Kilmore developed as a town in the centre of a large wheat growing and pastoral area, particularly after the discovery of gold in the region in the 1850s. By the time it was proclaimed a municipality in 1856, Kilmore was established as an important town on the route to the diggings to the north and for travellers on the highway to inland regions. As a result, substantial buildings were erected from the late 1850s and through the 1860s.

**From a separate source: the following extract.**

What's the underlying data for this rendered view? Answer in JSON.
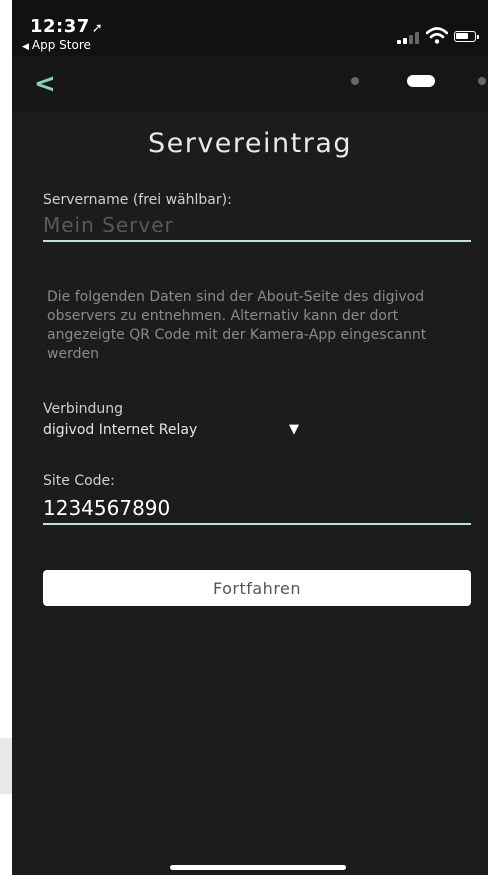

Bindley House is a classically derived, brick building with hip slate roof and return verandah, which terminates in symmetrical wings at the rear. A substantial bluestone lower ground floor is located at the rear and a bluestone retaining wall supports the front verandah. Distinctive detailing includes panelled timber verandah columns with circle and arch motifs, and a keyhole valance between supports; heavily corniced, stuccoed chimneys with arcaded shafts and paned glazed French doors which lead to the verandah.
How is it significant?
Bindley House, Kilmore is of architectural and historical significance to the State of Victoria.
Why is it significant?
Bindley House, Kilmore is of architectural significance as a large, classically derived house which incorporates distinctive features such as the unusually patterned timber verandah supports, chimney detailing and early wallpaper in the south-west room.
Bindley House is of historical significance for its association with the early development of the inland town of Kilmore and for its association with the original owner, prominent Kilmore resident and surgeon, Dr F. L. Bindley.